Low humidity and lack of ultraviolet (UV) radiation exposure were mainly blamed for the aggravation of the psoriasis in fall/winter.19,20 It has been known for centuries that sunlight can improve many inflammatory skin conditions, including psoriasis. UV radiation has been generally used in treating psoriasis for decades. Wide variation in the prevalence of psoriasis among populations could be attributed to the regional disparity of UV exposure.23 Low temperature makes heavy clothing necessary, thus leading to the deficiency of UV exposure. The mechanisms of UV in clearing psoriasis as follows. First, UV radiation is the main source of cutaneous vitamin D production. Significant associations between the low serum vitamin D level and psoriasis were found.24 Low level of vitamin D cannot prevent skin lesions from inhibiting the proliferation and inducing differentiation of keratinocyte.25,26 Second, UV suppresses the immune response by inhibiting Th17/IL-23 axis27,28 and type 1 T-cell pathway,29–31 inducing T-cell apoptosis,32,33 followed by normalization of epidermal hyperplasia in vivo.34,35 In addition, UV contributes to apoptosis in lesional epidermis, especially the keratinocytes.36,37 Though the improvement of skin lesions was mainly related to sun exposure, the majority of psoriasis cases reported relief in summer and exacerbation in winter, few presented worse conditions due to photosensitivity.19 The relationship between skin and UV is complexed. Photoadaptation is a protective mechanism that the skin damage of the response to exposure to UV reduces after repeated exposures, which was verified in phototherapy for psoriasis.38 The melatonin, a hormone connected with light (seasonality and circadian rhythm), was found to have utility of maintaining skin homeostasis by suppressing of UV-induced photodamage.39 Exposure to low humidity and low temperature could cause skin hydration decreasing.40,41 The seasonal variation of skin hydration was also confirmed by Raman spectra in healthy skin.42 Low environmental humidity causes the impairment of the skin barrier function and the increased susceptibility towards mechanical stress, resulting in marked epidermal hyperplasia.43 However, the damp environment is also confirmed as the risk factor in the aggravation of psoriasis.7 The ideal humidity level in patients with psoriasis remains unknown.

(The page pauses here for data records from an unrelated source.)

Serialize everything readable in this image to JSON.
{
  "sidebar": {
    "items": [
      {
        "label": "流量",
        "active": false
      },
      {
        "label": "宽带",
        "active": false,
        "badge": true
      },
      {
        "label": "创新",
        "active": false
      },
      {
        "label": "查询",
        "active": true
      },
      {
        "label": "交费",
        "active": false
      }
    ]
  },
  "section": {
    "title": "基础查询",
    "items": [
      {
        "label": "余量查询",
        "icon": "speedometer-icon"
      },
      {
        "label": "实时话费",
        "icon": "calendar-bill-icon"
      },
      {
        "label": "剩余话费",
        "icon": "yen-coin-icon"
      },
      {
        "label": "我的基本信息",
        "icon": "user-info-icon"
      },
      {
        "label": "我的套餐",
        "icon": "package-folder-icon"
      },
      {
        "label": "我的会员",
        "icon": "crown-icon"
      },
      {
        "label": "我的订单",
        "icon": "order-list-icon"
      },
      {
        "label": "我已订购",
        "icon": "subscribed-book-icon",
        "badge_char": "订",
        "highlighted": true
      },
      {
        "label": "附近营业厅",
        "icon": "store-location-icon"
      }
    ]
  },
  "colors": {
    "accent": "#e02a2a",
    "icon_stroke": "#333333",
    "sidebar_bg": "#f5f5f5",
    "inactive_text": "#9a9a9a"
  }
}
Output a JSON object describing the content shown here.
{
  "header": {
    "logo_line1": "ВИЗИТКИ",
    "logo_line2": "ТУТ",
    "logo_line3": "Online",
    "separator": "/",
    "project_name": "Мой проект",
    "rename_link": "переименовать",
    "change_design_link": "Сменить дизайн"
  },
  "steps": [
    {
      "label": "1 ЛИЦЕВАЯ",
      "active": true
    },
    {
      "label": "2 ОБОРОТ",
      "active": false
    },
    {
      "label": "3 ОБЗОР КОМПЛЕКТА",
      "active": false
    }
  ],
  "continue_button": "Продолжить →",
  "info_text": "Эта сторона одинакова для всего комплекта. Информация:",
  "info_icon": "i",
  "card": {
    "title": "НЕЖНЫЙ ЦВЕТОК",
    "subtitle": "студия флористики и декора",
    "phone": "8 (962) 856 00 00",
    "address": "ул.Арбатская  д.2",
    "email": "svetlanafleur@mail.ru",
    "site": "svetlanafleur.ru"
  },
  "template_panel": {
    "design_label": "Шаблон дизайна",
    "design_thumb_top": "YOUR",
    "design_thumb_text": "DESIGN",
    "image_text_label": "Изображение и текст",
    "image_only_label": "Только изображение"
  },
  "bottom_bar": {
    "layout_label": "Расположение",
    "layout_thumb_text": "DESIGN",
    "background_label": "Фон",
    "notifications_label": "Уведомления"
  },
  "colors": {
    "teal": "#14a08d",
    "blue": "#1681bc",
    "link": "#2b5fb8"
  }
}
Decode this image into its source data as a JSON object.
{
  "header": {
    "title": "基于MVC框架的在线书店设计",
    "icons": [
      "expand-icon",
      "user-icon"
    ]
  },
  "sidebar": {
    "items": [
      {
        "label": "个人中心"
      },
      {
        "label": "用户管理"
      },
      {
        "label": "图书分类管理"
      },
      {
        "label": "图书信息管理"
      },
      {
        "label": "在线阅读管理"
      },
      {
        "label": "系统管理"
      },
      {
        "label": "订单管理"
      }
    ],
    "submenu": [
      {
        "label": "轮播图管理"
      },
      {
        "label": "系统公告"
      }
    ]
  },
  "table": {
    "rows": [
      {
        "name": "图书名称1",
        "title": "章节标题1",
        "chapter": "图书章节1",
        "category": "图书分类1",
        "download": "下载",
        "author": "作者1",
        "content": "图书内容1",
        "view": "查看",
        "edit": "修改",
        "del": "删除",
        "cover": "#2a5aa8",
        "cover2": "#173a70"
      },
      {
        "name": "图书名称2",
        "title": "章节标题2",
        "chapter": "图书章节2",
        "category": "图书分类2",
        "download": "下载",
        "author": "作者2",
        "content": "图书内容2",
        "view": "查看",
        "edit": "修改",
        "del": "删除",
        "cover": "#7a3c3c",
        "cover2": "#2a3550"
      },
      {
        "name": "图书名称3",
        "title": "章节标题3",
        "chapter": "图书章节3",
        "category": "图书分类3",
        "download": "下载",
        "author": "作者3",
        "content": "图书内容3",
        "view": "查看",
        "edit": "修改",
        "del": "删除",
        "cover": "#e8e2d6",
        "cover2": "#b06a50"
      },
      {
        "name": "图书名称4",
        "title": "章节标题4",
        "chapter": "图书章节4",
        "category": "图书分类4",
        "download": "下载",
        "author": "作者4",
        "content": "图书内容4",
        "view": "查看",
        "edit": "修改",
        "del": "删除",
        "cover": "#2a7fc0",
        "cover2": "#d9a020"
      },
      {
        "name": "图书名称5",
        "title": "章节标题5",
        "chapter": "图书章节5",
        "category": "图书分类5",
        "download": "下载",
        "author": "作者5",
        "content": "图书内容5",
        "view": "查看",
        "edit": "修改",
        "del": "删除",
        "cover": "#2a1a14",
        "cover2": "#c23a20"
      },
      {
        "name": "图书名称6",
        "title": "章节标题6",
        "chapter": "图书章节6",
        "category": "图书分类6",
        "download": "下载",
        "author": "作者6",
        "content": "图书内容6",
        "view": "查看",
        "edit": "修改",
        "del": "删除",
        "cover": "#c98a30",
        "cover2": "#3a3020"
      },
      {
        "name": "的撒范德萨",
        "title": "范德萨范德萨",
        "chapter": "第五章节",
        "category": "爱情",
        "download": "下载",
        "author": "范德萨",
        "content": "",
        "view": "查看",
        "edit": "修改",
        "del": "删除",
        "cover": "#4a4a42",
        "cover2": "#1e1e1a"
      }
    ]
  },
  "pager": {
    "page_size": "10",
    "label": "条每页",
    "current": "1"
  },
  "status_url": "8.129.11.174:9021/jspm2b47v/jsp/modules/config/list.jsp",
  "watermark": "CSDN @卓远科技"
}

Actually, not all patients had the seasonal patterns of psoriasis. Our data showed 46.8% patients did not report the aggravation of psoriasis in autumn/winter. We explored the seasonal variation of psoriasis and its potential risk factors for the first time. Occupations with more sunlight exposure seemed to be the protective factor to psoriasis aggravation in cold weather, especially for late-onset psoriasis, which could be explained as the sun exposure during the cold and dry seasons alleviates the skin conditions. In view of the efficacy of ultraviolet irradiation on psoriatic lesions, phototherapy and climatotherapy (such as Dead Sea climatotherapy) are generally used as therapies for psoriasis. However, the further study between the natural UV exposure and disease severity in psoriasis is warranted.
Pascoe and Kimball estimated the seasonal variation in psoriasis by using Physician’s Global Assessment (PGA) scales and disease clearing level.20 Different from the study, our data showed that age showed a negative relationship with the seasonal aggravation, contrary to disease duration. Different evaluations of disease severity make the difference, on account of the discordance between objective measurement and patient self-report.44 Still, the non-sampling error cannot be avoided if the study based on patient-reported outcomes.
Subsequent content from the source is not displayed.